Un combat légitime et pertinent pour le SDB

« Nous avons toujours pensé qu’il était de notre devoir de mener ce combat du respect de la loi par tous, même si ce combat entre un syndicat et des groupes puissants est ardu et, a priori, déséquilibré, estime François Blanchecotte, Président du SDB. Il n’est pas acceptable que, depuis des années, des montages juridiques litigieux permettent à certains acteurs de contourner le texte et l’esprit même de la loi de mai 2013, laquelle veut que les biologistes médicaux restent aux commandes des laboratoires de biologie médicale afin de garantir leur indépendance professionnelle. Cela est essentiel pour une spécialité médicale qui est au cœur du dépistage, du diagnostic et du suivi des traitements des patients. Avec ce jugement, le tribunal administratif de Marseille vient de reconnaître la légitimité et la pertinence de notre combat. »

Le résumé de l’affaire

Une requête déposée en août 2015. En août 2015, le Syndicat des Biologistes a déposé une requête devant le tribunal administratif afin de contester une décision de l’ARS Paca modifiant, à l’occasion d’une fusion avec une autre SEL, l’autorisation de fonctionnement du laboratoire multisite exploité par la SELAS Biotop Développement, aujourd’hui dénommée Cerballiance Provence.

Le SDB estimait, en effet, que cette décision, rendue notamment pour autoriser et tirer les conséquences d’une opération de fusion réalisée en violation des règles de détention du capital fixées par l’article L. 6223-8 de la loi n° 2013-442 du 30 mai 2013 portant réforme de la biologie médicale, était illégale et devait être annulée.

Un jugement qui valide la position du SDB. Après de multiples rebondissements, le tribunal, dans un jugement argumenté de 21 pages, constate divers manquements aux règles applicables, en particulier la violation des règles de détention du capital social. Et ce, conformément à ce que le SDB avait soutenu devant lui. Pour le tribunal, cette violation ne permettait pas à l’ARS d’autoriser, comme elle l’a fait, le regroupement des laboratoires résultant de la fusion.
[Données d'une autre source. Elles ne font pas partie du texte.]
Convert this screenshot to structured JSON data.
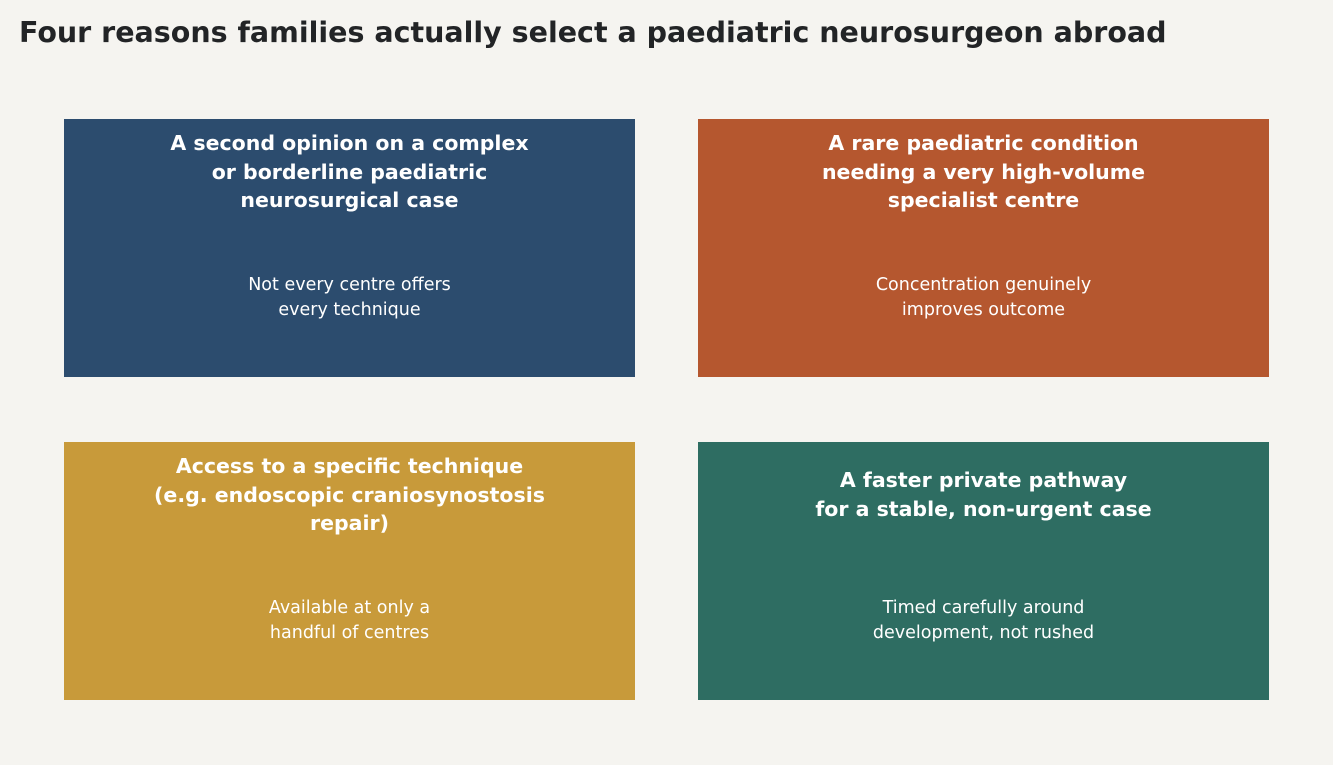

Il annule donc cette décision ainsi que d’autres décisions ultérieures attachées aux fusions réalisées postérieurement par Biotop / Cerballiance Provence et que le SDB avait également attaquées. L’application de la décision d’annulation est toutefois différée de six mois pour permettre à Cerballiance Provence de régulariser la situation. Il condamne également l’ARS de Paca à verser 3 500 euros au SDB au titre des frais d’avocats.